November 11, 2021
Pray for Our Military Families
A devotional for Veteran’s Day
by Benjamin Ahn
Deputy Garrison Chaplain, U.S. Army
Dongducheon, South Korea
On Veteran’s Day, we take time to honor our veterans and service members. At the same time, we must remember to thank our military families. Their sacrifices are often unrecognized as their service members train, defend, or deploy on our behalf. The families are often left to hold down the home front. When called upon to move in a reassignment, the kids must adjust to a new school, make new friends, and adopt new routines. The spouse must place a career on hold or start over in a new job, a new neighborhood, and church family. Only to do it all over again in two, three, or four years. Our military families need our prayers.

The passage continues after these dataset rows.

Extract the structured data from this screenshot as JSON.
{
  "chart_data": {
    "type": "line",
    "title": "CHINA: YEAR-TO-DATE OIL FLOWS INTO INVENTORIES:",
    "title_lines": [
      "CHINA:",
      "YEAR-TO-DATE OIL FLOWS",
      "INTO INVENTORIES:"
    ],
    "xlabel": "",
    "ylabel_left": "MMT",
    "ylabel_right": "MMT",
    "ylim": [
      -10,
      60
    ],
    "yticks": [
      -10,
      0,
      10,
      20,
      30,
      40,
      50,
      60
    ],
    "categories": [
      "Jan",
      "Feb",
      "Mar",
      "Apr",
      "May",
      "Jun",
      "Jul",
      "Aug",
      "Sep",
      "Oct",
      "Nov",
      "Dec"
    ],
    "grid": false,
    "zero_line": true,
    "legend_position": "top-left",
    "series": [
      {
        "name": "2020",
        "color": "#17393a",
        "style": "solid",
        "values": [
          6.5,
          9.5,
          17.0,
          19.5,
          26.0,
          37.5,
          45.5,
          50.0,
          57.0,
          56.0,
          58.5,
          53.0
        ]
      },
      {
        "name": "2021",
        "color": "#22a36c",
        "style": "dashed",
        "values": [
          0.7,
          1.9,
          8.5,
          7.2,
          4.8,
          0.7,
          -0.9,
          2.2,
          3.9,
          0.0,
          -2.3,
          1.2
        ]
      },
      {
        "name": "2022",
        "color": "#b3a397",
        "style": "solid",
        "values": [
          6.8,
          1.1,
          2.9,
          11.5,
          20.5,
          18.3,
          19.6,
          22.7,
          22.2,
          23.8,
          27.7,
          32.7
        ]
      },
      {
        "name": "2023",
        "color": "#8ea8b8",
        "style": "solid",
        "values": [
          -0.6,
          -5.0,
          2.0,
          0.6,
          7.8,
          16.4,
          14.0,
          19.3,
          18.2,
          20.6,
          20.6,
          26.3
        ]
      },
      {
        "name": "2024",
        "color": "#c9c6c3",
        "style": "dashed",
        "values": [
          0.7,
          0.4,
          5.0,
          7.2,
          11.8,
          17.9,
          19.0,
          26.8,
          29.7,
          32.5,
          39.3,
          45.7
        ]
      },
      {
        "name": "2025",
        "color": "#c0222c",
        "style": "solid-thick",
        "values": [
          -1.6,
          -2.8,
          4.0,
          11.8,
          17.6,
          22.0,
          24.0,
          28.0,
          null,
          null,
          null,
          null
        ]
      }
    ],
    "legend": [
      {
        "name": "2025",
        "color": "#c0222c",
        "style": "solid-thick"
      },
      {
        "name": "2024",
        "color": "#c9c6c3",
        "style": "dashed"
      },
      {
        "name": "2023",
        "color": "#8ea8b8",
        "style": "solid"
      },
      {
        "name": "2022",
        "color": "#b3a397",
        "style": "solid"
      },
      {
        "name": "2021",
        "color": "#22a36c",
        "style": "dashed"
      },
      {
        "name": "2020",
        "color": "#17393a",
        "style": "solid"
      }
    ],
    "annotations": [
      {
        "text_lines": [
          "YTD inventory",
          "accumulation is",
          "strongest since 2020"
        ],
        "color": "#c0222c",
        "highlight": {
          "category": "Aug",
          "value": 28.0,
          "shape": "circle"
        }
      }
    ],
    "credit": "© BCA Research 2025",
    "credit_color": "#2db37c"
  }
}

One of the most significant challenges military families frequently face is separation. Separation is inevitable due to combat deployments, unaccompanied overseas tours, temporary duty travel, sea duty, field and training exercises. Separation lasts anywhere from a week to twelve months. The frequent separation brings challenges to both service members and their families.
For service members, the challenge is staying connected and engaged with their family members who are miles away. It’s extremely difficult to be a great spouse or parent when geographically separated. When deployed, I set aside specific face time with my family. Some days I kept the promise, but some days I couldn’t because of a mission. I also utilized one of the United Service Organizations’ programs to record a video of me reading a children’s book and sent it to my kids. That was a great way to be a father to my kids. But I still felt it was not enough.
For family members, the challenge is living a day-to-day life without their spouse or one of their parents. Spouses have to pick up the domestic chores and responsibilities that their spouse usually helped with. They raise their children all alone. Young children suffer from the absence of one of their parents for a long period of time. Separation can feel overwhelming.
All too often, families unfortunately end up broken and marriages end in divorce due to these challenges. Service members, their spouses, and children go through this painful process and suffer emotionally and psychologically from it. It’s a sad reality.
“Beloved, I beg you as sojourners and pilgrims, abstain from fleshly lusts which war against the soul, having your conduct honorable among the Gentiles, that when they speak against you as evildoers, they may, by your good works which they observe, glorify God in the day of visitation.” (1 Peter 2:11–12 NKJV)
1 Peter 2:11-12 reminds us of our Christian identities as sojourners and pilgrims. This world as it is now is not our eternal home. It is temporary. Our eternal home is in God’s Kingdom. That’s the reason we must abstain from our sinful natures and not conform to the values of this world. We must live a life that is pleasing to the Lord, even in the middle of separation. Separation is temporary, but family lasts.
- Pray for God’s blessing, strength, and encouragement on military families in separation due to a deployment or overseas tour.
- Pray for service members and their families to abstain from sin and live a life honorable to God.
- Pray for God’s love and grace on military children as they grow in faith, hope, and love.